İletişim Bilgileri

Doğal Mermer Bloklarından Levha Üretimi Yöntemleri ve Kesim Teknikleri

Mermer

Mermer, metamorfizma olayı sonucunda kalker ve dolomitik kalkerlerin yeniden kristalleşmesiyle meydana gelmiş bir bileşimdir (Şekil 1.). Bileşimlerinin %90-98’i CaCO3’ten (Kalsiyum karbonat) oluşmaktadır. Düşük oranda MgCO3 (Magnezyum karbonat) içermektedir. CaCO3 kristallerinden oluşan mermerlerde esas mineral “Kalsit” tir. Aynı zamanda az miktarda silis, silika, feldspat, demiroksit, mika, fluorin ve organik maddeler bulunabilir. Renkleri genellikle beyaz ve grimsidir. Fakat yabancı maddeler nedeniyle sarı, pembe, kırmızı, mavimtırak, esmerimsi ve siyah gibi renklerde de olabilirler. Saflık derecesi; saydamlık ve beyaz renkli oluşu ile paralel olmaktadır (Karaman, 2010). Mikroskop altında incelendiğinde, birbirine iyice kenetlenmiş “Kalsit Kristalleri”nden oluştuğu görülür. Şekil.1. Mermer(Karaman, 2010) Endüstriyel anlamda “mermer”; kesilip parlatılabilen her cins taş mermer olarak kabul edilmektedir. Ancak, doğru olanı, taşları kökenlerine bağlı gerçek türleri ile tanıyıp isimlendirmektir. Belirtildiği gibi blok verebilen, kesilerek cilalanıp parlatılabilen, dayanıklı ve göze hoş görünen her türlü taş (magmatik, metamorfik, sedimanter), iyi cila kabul eden kalkerler, tektonik breşler ve pudingler, traverten ve oniks mermerlerinden başka granit, diabaz, lösitli siyenit ve serpantinitier gibi magmatik kayaçlar da bu mermer terimi içerisinde yer almaktadır. Bununla beraber mermerlerin değerlendirilmesinde jeolojik, mineralojik, petrografik, yapısal ve jeomekanik unsurlar ile teknolojik özellikler etkilidir (Karaman, 2010). 5 Haziran 2004 tarihli ve 25483 sayılı Resmi Gazete’de yayımlanarak yürürlüğe giren Maden Kanununda Mermer; “II. Grup madenler; Dekoratif taşlar, Traverten, Kalker, Dolomit, Kalsit, Granit, Siyenit, Andezit, Bazalt ve benzeri taşlar” içerisinde yer almaktadır.
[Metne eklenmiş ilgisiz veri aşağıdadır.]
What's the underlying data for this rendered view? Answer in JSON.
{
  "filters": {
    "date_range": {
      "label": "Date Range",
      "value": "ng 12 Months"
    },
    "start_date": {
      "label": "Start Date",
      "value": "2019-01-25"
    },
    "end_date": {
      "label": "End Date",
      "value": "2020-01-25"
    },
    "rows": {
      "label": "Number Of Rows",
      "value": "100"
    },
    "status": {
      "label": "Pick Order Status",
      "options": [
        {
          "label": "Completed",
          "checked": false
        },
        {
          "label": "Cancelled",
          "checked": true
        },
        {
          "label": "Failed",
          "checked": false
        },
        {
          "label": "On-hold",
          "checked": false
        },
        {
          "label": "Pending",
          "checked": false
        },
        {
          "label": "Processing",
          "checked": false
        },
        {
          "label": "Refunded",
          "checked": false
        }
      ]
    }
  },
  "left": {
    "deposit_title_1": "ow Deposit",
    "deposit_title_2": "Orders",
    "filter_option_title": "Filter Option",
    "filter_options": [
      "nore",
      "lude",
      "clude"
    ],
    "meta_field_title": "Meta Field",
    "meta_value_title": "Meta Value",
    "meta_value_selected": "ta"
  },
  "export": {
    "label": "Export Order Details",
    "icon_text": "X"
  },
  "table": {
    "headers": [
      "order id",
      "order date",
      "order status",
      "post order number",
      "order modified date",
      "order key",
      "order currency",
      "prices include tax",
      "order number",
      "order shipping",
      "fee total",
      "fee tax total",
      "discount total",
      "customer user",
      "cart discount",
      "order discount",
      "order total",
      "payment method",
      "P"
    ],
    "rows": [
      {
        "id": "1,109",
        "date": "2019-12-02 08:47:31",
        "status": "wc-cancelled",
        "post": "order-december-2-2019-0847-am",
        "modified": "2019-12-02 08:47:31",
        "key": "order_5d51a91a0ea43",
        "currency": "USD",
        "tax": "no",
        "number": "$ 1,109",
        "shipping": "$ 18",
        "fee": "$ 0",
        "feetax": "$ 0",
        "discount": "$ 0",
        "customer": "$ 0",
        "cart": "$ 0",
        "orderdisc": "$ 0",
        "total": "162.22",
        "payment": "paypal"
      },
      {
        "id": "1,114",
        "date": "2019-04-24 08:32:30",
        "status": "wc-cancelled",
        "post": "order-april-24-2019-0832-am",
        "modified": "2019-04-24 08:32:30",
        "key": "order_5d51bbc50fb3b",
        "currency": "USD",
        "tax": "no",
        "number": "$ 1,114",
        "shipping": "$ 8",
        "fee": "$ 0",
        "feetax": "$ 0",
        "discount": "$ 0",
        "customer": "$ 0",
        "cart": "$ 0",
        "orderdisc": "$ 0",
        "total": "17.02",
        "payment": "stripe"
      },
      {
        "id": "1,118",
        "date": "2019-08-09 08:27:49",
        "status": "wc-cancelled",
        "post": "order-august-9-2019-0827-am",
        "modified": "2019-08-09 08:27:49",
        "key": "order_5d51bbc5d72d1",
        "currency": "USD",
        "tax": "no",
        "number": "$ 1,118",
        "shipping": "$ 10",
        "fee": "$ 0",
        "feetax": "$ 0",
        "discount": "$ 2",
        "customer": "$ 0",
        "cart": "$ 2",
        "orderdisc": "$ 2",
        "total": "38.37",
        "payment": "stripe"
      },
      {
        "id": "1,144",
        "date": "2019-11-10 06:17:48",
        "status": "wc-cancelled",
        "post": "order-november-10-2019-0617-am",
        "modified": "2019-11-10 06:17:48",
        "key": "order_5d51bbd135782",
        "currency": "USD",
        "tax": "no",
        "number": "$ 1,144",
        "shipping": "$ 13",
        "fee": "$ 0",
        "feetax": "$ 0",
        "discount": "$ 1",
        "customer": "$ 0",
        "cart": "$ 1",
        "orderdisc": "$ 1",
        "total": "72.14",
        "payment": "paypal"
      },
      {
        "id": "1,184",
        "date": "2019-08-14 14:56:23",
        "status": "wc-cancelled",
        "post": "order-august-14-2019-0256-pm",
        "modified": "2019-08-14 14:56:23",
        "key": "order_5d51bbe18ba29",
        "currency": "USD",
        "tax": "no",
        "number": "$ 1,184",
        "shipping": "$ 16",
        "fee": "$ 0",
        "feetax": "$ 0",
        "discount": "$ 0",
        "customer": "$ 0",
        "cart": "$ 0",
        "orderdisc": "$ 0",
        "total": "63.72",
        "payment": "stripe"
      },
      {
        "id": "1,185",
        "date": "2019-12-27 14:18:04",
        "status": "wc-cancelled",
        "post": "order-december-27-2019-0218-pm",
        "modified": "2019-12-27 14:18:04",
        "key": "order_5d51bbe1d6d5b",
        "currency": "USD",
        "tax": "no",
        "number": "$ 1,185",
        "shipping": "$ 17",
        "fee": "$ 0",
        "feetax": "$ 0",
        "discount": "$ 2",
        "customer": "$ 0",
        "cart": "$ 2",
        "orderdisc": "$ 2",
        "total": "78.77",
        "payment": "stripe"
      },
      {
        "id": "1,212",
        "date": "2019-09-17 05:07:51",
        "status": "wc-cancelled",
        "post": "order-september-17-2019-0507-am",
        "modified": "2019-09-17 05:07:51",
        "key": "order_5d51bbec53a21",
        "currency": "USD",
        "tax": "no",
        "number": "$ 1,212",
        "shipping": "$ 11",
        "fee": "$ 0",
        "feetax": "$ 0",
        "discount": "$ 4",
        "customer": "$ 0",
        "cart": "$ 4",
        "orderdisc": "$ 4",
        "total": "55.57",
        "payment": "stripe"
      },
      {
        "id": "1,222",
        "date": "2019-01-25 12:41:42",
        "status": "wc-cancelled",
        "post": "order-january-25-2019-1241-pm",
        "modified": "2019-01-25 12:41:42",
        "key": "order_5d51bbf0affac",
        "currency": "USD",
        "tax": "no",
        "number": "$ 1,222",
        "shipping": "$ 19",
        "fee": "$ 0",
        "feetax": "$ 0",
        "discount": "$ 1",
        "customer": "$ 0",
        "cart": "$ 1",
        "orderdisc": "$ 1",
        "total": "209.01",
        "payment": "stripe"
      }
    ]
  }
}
 Türkiye’de mermer rezervleri

Maden Tetkik ve Arama Genel Müdürlüğü (MTA) verilerine göre Türkiye’nin mermer rezervi 5 milyar m³ olarak tahmin edilmekte olup, bu da dünya potansiyelinin yaklaşık % 40’ını oluşturmaktadır. Toplam rezervi 13.9 milyar ton (yaklaşık 5,1 milyar m³) olan Türkiye, 1,6 milyar ton civarındaki görünür rezervi ile dünya tüketimini 80 yıl karşılayabilecek bir konumdadır. Türkiye’de 80’in üzerinde değişik yapıda, 120’nin üzerinde ise değişik renk ve desende mermer rezervi bulunmaktadır. En tanınan çeşitler olarak; Süpren, Elazığ Vişne, Akşehir Siyah, Manyas Beyaz, Bilecik Bej, Kaplan Postu, Denizli Traverten, Afyon Şeker sayılabilir (Demir, 2017). Mermer sektöründe Türkiye’de yaklaşık 800 mermer ocağı, 1500 fabrika ve 7000 civarında küçük kapasitedeki atölyeler bulunmaktadır. Söz konusu bu sektörde istihdam edilen insan sayısı ise yaklaşık olarak 300 000 kişi olduğu belirtilmektedir (www.ekonomi.gov.tr). Ocakların % 90’ı Ege ve Marmara Bölgesi’nde yoğunlaşmış olup, mevcut ocakların % 27’si Balıkesir, % 24’ü Afyon, %12’si Bilecik, % 8 Denizli, % 6’sı ise Muğla’da bulunmaktadır (Demir, 2017).